Is Israel’s war to topple Hamas in Gaza going unnecessarily slowly? That’s become the conventional wisdom. But the tragic deaths of four IDF soldiers in a booby-trapped building in Khan Younis challenge that assumption.
Chen Gross of a commando unit and Yoav Raver of an engineering unit were killed along with two other, as-yet-unnamed soldiers when they entered a building in Southern Gaza that was rigged with explosives, and the structure collapsed on the four of them.
After the announcement, IDF Spokesman Brig. Gen. Effie Defrin answered questions from the media. Unsurprisingly, he was asked whether it was truly necessary to put the soldiers in the kind of danger that resulted in the four deaths in Khan Younis. His response: “Sometimes there’s no choice but to investigate a tunnel route. To do this, without being harmed by an explosive, we carry out a variety of methods,” one of which is in-person inspection.

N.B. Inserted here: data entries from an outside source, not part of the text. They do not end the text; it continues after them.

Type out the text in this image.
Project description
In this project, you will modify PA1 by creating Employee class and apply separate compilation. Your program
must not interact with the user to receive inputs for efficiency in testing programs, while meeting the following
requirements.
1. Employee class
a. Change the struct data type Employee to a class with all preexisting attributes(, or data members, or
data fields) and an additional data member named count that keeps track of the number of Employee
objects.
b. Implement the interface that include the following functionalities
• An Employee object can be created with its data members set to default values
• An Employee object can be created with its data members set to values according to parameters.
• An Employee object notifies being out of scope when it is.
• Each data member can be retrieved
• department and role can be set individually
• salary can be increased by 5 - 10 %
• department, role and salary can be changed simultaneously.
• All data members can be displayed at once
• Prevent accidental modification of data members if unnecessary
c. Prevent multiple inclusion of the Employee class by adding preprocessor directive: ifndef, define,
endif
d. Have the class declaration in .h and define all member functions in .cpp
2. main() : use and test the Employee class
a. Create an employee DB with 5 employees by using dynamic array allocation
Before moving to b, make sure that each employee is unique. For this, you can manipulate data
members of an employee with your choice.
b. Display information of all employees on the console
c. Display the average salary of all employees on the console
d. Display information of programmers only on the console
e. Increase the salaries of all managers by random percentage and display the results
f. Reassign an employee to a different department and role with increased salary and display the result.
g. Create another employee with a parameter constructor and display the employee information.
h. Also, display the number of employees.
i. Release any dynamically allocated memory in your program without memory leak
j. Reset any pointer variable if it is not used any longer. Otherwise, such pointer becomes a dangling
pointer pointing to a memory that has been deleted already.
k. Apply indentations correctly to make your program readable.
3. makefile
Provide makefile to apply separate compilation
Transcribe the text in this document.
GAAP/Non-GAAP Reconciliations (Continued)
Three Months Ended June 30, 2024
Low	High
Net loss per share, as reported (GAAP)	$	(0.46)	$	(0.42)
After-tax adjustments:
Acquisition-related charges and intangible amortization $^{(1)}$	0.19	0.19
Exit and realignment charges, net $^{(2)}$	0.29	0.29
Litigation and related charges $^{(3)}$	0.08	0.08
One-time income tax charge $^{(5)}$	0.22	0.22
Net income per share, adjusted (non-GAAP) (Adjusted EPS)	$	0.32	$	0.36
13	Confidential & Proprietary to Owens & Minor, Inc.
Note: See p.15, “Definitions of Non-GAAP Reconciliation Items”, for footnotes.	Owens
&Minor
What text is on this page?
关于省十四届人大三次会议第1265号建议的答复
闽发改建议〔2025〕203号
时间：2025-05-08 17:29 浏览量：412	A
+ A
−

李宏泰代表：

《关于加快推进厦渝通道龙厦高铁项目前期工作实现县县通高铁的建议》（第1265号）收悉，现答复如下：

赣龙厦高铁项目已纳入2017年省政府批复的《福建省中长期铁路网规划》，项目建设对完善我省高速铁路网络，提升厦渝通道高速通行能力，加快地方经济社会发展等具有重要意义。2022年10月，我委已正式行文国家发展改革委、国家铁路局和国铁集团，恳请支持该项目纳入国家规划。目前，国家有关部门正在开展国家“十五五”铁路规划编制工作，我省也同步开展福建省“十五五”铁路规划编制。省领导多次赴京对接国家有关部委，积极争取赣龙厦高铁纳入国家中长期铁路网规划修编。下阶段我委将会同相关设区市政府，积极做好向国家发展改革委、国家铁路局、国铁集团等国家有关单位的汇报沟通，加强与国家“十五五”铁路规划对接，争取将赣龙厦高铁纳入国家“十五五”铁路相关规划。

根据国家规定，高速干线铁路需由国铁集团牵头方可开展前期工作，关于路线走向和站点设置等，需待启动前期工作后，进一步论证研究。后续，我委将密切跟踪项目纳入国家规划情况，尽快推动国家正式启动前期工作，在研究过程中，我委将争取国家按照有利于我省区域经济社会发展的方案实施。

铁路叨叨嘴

Perilous as this no doubt sounds (and is), one can easily imagine scenarios in which there really is no choice but for the soldiers to investigate a building themselves, with the gear they’ve got on them. With the large amount of cameras and remote triggers Hamas and other Gazan forces have left behind, sometimes standing around and waiting for backup or for a flyover of some sort really isn’t in the cards. Yet a prospective tunnel can’t be left unmolested either; just a week ago, IDF soldiers found a tunnel hundreds of meters long and with several exits. The troops reportedly “spotted a cell of operatives emerging from one of the shafts” and neutralized the militants. Point is, the terror tunnels aren’t hypothetical future threats; they are still active war zones whose presence puts every single soldier and civilian in the vicinity in grave danger.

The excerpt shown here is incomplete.